The limited information that is available on Northern Pygmy-Owl activity periods indicates that they are largely a crepuscular/diurnal species with a peak period of activity just before and after sunrise (Holman 1926, Voous 1988, Noble 1990, Holt and Petersen 2000, A. Giese pers. comm. 2000). Our results support this hypothesis, at least in terms of the responsiveness of pygmy-owls to an acoustic lure. Seasonal changes in numbers of pygmy-owls detected on our transects were probably due to changes in behavior associated with annual breeding chronology. Pygmy-owls in Oregon establish territories in March and April, when spontaneous calling appears to reach a peak (Bent 1938). After females begin to incubate in April or May (Holt and Norton 1986), breeding males apparently are less likely to call, and may become even more quiet when the young hatch about a month later. By July, when the most dramatic decrease in numbers of detections per transect occurred, pygmy-owls in Oregon were either caring for fledged young or had finished breeding (Holt and Petersen 2000). Although we did not conduct surveys after July, Bent (1938) reported that pygmy-owls were quite vocal during autumn, in conjunction with dispersal after the breeding season. We have observed similar behavior in Oregon.

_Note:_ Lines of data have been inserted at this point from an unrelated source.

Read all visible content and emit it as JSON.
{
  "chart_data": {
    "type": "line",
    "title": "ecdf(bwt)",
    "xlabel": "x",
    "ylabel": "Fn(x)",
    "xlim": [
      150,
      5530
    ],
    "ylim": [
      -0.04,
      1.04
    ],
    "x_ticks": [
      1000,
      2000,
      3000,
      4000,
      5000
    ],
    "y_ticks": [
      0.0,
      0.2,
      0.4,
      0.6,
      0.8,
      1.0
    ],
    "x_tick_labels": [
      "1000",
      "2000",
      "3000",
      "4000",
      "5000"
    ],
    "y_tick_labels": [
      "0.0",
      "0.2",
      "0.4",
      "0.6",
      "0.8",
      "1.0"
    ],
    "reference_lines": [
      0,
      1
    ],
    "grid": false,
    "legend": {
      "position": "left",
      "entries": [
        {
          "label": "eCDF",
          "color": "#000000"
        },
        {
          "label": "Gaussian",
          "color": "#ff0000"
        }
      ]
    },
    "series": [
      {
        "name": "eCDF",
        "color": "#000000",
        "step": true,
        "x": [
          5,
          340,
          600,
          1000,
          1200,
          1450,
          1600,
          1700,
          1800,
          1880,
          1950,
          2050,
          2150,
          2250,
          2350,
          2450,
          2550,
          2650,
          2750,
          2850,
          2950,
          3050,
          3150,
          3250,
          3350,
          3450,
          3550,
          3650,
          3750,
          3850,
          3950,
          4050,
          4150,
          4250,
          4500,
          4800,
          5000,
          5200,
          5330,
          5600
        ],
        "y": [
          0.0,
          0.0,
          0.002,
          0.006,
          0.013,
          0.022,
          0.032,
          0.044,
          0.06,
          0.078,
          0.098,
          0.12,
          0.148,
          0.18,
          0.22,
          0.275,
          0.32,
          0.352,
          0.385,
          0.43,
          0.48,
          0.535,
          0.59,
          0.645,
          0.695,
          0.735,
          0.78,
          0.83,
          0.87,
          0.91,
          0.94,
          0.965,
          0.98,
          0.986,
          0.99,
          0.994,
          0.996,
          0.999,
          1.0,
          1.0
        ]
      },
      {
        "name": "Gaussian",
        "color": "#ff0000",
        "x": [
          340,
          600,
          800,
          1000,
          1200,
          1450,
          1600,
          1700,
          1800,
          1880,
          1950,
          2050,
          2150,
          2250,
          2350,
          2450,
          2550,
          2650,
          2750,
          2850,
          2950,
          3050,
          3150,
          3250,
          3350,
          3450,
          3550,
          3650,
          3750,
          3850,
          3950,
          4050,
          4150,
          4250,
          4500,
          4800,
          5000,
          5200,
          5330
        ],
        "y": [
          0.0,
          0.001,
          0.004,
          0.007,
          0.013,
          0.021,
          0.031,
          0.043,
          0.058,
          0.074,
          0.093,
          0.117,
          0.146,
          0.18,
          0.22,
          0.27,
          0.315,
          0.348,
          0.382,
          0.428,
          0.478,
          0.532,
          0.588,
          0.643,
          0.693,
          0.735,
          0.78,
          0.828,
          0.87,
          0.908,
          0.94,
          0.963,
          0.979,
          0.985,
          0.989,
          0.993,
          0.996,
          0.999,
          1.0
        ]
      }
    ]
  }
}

With careful controls and training of field crews, we believe the survey protocol used in our study could be repeated at regular intervals to evaluate trends in pygmy-owl populations. If acoustic lure surveys are used to estimate trends in pygmy-owl populations, we suggest limiting the survey season to 1 April–30 June, starting surveys 1 hr before sunrise, completing them ≤5 hr after sunrise, and standardizing decibel levels of broadcast calls. We also recommend that additional work be conducted to evaluate variation in detectability of pygmy-owls in different types of landscapes, as counts of pygmy-owls in acoustic lure surveys may not provide comparable indices of local population density if detectability varies depending on such things as topography, vegetation density, and stream noise (Dawson 1981, Schieck 1997). Because of time and money constraints we used ocular estimates of tree size adjacent to calling stations to evaluate habitat associations, which limited the utility of our habitat data for making inferences about habitat associations of pygmy-owls. If we were to repeat the study and had more funding, we would probably utilize GIS habitat maps to evaluate the number of owls located per transect as a function of the mean proportions of different tree age classes or diameter classes within a fixed-radius circle around each calling station.

Although our study provides some insights regarding habitat associations and distribution of the Northern Pygmy-Owl, factors that directly influence pygmy-owl numbers are poorly understood. Additional work on habitat selection, prey abundance, seasonal movements, dispersal, genetics, and population trends is needed to make better predictions regarding the effects of forest management practices on Northern Pygmy-Owls.